Ceti Eel offspring?

Nicrophila americana

Nicrophila americana (American carrion beetle) larva | Sam A. Baker State Park, Wayne Co., Missouri.

If this creature was a tad bit slimier, you might think it had just been plucked from underneath the armor of an adult Ceti Eel and was looking to slip inside the ear of Chekov or some other human to wrap itself around the unsuspecting victim’s cerebral cortex. In reality, this creature lives not on Ceti Alpha V., but right here on earth, and while it’s natural history may not include making human hosts “extremely susceptible to suggestion“, it does include an appetite for dead flesh and the maggots that try to compete for it. Say hello to the larva of Nicrophila americana (American carrion beetle), a member of the family Silphidae (carrion and burying beetles) (not to be confused with the endangered Nicrophorus americanus, or American burying beetle). Like most beetles, the larvae can be difficult to recognize as such due to its very different form compared to the adult. However, the one-segmented tarsi, distinct head, presence of chewing mouthparts, and presence of spiracles along the sides of the body give the clues to its identity.

Necrophila americana

While not the offspring of a Ceti Eel, its habits are almost as… er, disgusting!
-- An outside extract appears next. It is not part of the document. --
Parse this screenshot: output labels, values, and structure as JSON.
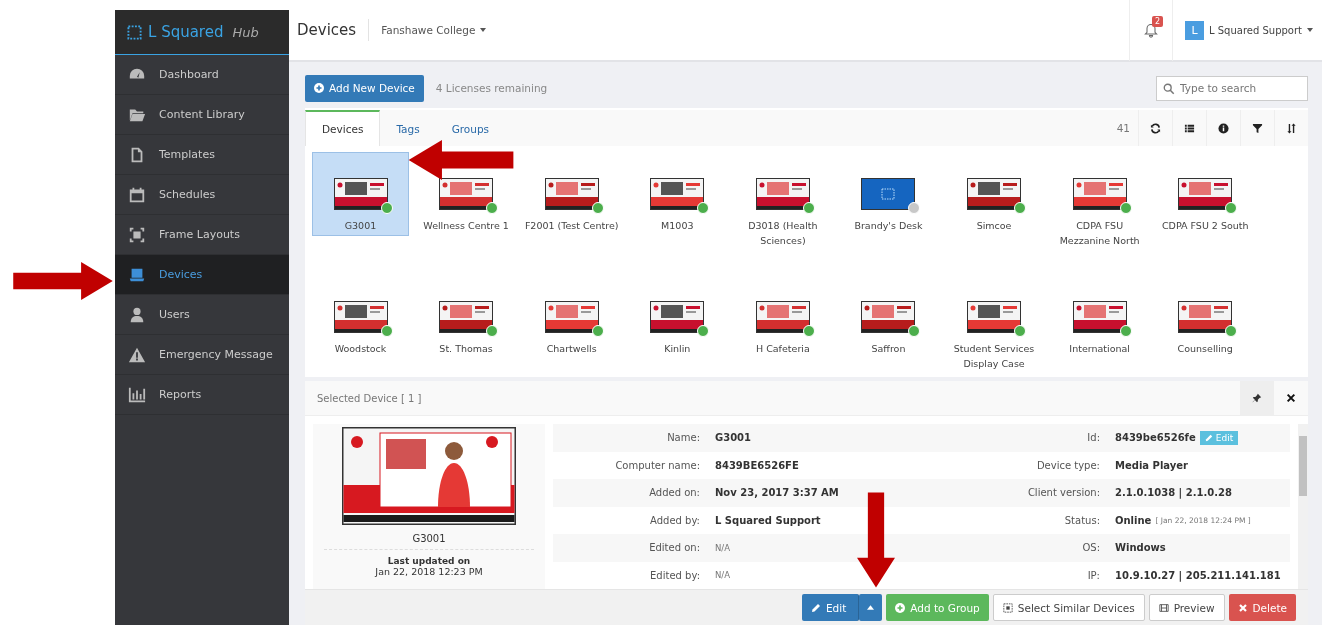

The genus name (literally meaning “attracted to corpses“) is a perfect descriptor of this beetle’s natural history. Adults are attracted to animal carcasses, where they lay their eggs and prey on maggots (fly larvae) as they hatch to give a competitive advantage to their own larvae once they hatch. The larvae also will eat maggots and other larvae within the carcass, along with the carcass itself. This larva had completed its development and was searching the ground for a suitable spot to dig a burrow for pupation and eventual emergence as an adult.

Copyright © Ted C. MacRae

5 thoughts on “Ceti Eel offspring?

  1. You bring to mind Silpha americana, which was everywhere to be found in the early 70s in “northwestern” Ontario, Canada. Actually, I was collecting in Minaki, Ont., not too far north of Kenora. Fishing was great, too — either a northern pike or a walleye on just about every cast using artificials. We only ate what we needed, not unlike the carion beetles.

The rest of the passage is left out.